César González

The importance of properly maintaining legacy software

If you have been around software engineering communities for a while, you will be aware of the reputation of legacy software. Many engineers associate it with fragile codebases, built over years of decisions nobody understands anymore.

The reality is that in many cases, legacy software is what keeps businesses afloat. Silently processing millions of transactions on a daily basis, generating revenue and providing value to users.

As time passes, software starts decaying. Team members come and go, institutional knowledge gets lost and its supporting architecture dillutes.

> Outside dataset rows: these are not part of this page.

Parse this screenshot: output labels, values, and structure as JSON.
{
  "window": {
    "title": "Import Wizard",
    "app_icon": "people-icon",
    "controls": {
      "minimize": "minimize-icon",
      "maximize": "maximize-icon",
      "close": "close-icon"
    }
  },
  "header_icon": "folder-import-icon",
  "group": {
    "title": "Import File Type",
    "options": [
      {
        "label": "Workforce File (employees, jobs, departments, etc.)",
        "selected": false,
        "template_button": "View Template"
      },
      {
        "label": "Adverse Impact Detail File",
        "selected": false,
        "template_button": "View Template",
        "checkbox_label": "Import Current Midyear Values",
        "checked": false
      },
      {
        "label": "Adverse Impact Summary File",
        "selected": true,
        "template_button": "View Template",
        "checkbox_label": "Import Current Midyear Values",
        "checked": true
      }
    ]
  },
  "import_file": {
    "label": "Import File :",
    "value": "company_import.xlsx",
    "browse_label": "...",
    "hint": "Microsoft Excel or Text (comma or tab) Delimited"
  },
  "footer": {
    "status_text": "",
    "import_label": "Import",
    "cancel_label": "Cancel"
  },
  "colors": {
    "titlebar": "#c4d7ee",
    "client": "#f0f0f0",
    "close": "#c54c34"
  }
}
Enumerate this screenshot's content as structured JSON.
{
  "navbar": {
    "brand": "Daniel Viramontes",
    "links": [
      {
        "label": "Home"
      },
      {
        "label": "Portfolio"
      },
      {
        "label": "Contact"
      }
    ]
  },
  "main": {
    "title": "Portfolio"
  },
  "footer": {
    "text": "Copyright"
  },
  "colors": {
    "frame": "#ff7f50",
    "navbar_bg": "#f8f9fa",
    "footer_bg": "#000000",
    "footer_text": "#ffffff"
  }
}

At the same time, there's little incentive from the business side to modernize it. If it keeps working, why spend precious resources on modernizing it? Well, because at some point, it will stop working.

In one of my previous teams, we were facing way too many issues at the same time. We were in charge of many legacy products and services, and we had to modernize them fast.

With our limited time and resources, we wouldn't be able to do it all on time. So the question was: what's prioritary?

As a way to help us get out of the deadlock we were in, we built this workshop that helped us define what had to be fixed, and in which order, to ensure we would be able to adapt on time to the business needs.

Introduction to the workshop

The objective of this workshop is to help your team:

Understand the most pressing issues with your legacy services are.
Plan what to fix first to ensure business continuity.
Share knowledge about legacy systems with the whole team.

The workshop consists of two sessions, taking around two hours each. It's important that most of your team members are able to attend the workshop.

Preparation work for both sessions can take around another 2-3 hours before each session. You can do the prep work by yourself with help from other team members.

To get the most out of the workshop, it's best to limit the number of attendees to under 10 people. You want to ensure everybody has enough time and space to contribute.

The purpose of the two sessions is:

Mapping service health
- Understanding the technical health of the services maintained by your team.
- Outcome → Know the health of your services.
Mapping business / service relevance
- Understand the business relevance of your team's services, and detect problems.
- Outcome → Know what services are worth fixing from a business point of view.

By the end of the workshop, you should have a picture of what product features could be at risk due to problems in the legacy services backing them, and which should be solved first.

Setting up an example case study

To illustrate how the workshop could be run with a concrete example, let's introduce an imaginary product and its stack.

Let's assume we have an e-commerce platform, backed by several in-house services and other off-the-shelf or external SaaS services.

Service stack in our platform.

In this workshop, we will focus on in-house services, ignoring off-the-shelf and external components of the system.

Session #1 - Mapping service health

This session helps the team reflect about the services they take care of, and evaluate their health. A 2~3 hour slot should suffice for this session, but you will have to prepare it first.

The team will have to describe their services through metrics. These metrics can be either quantitative or qualitative.

Preparing the workshop materials with a team member who has deep knowledge about your services helps a lot. They can provide insights to define meaningful metrics to describe them.

Metrics have a score, mapping their health from best case to worst case. We used a simple scoring system ranging 1~4, together with a color code to help us map metrics in a digital whiteboard:

1 (▣) - Ideal → As good as it can be.
2 (▣) - Acceptable → Rough around its edges, but perfectly manageable.
3 (▣) - Worrying → Problems are becoming apparent, and could get worse.
4 (▣) - Danger → We are not ready to react if something unexpected happens.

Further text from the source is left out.